The way the long exposure is implemented right now uses algorithms that loose the colors when you expose many seconds (chromatic channels are somewhat quickly saturated, giving the sense of lack of color). Although that phenomenon happens also in normal DSLR cameras when exposing for a long time (picture burning), the current used algorithm is more prone to loose color due to chromatic saturation. I have to review and improve the algorithms in future updates. However, the next big thing will come with the next major version of Camera FV-5, that will feature exposure stacking. In short, it will let you take full resolution shots with very long exposures based in many shorter ones. For now, try to stick with lower exposure times (2'' or less).

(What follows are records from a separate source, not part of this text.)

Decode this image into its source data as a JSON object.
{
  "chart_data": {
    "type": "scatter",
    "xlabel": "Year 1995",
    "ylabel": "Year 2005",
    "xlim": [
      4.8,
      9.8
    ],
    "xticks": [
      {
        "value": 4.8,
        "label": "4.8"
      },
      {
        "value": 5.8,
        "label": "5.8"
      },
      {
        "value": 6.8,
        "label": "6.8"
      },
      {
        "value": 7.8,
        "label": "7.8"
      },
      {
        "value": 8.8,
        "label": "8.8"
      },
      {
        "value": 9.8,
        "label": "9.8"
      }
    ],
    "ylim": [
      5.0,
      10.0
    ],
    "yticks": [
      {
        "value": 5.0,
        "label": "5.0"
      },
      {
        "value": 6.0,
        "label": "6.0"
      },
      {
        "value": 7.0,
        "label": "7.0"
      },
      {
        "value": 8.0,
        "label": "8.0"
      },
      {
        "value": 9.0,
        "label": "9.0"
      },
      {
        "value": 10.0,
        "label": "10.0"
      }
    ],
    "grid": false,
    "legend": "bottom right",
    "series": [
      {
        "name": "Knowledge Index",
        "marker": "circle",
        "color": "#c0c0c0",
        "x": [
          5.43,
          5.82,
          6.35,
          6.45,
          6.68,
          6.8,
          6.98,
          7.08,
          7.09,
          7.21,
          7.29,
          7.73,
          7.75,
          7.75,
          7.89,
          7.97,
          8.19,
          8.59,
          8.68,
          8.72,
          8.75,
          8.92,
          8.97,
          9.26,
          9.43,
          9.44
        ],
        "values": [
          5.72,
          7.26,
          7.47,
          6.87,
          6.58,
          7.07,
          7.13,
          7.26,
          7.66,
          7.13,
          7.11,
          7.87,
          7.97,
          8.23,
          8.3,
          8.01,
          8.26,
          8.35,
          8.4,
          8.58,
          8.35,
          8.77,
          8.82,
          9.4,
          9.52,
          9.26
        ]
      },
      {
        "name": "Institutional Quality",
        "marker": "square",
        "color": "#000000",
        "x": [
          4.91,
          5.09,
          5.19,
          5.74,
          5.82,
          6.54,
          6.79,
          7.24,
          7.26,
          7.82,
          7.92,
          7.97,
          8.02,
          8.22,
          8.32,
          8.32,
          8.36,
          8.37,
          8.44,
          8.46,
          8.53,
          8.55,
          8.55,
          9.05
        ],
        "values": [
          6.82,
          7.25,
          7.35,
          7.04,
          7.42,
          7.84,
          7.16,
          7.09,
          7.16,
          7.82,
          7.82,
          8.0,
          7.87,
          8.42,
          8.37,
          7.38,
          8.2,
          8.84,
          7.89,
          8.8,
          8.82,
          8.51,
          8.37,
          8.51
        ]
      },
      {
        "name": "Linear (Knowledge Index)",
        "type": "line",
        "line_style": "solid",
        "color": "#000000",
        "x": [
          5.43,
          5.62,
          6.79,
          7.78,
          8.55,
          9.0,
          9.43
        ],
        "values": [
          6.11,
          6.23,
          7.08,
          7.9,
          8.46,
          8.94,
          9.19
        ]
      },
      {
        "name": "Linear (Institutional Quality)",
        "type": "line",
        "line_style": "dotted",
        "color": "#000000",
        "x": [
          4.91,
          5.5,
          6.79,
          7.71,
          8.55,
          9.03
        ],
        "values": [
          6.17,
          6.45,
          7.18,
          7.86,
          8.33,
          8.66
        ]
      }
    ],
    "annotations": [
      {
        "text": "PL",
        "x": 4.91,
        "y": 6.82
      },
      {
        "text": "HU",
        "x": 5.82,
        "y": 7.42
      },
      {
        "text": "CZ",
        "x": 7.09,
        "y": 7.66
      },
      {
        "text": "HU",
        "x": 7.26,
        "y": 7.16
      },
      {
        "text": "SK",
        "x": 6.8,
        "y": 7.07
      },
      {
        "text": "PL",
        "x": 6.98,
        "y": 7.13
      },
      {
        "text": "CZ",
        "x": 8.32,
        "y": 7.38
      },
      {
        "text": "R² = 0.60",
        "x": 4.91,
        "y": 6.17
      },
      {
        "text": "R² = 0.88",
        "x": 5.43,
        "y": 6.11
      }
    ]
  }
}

Manual focus is not controllable by third party application. The camera driver does it internally, but doesn’t expose that feature to be controlled by an app. I wish manufacturers could change that, then, I would be the first to support it in the app, even if it is done differently by different manufacturers. Anyway, you can move the focus point to the nearest point by selecting the (macro) focus mode, or to the infinity (the farthest point) by selecting (infinity) focus mode. By using the macro focus mode, and not triggering the focus, you can achieve quite nice bokeh effects.
You need Internet connection the first time you use the application, because the license verification tests against Google Play that you have actually bought the application. You just need to do it once, that is, once the application is verified, you can use it forever without any license checks and without requiring Internet connection. Therefore, be sure to have a proper network connection to let the application verify the license once.
If the problem still persists, try reinstalling the application. Google Play remembers that you have bought the application and you can download it again without paying twice. Furthermore, you are allowed to install the application in all your devices that you own, given that you use the same account in all of them.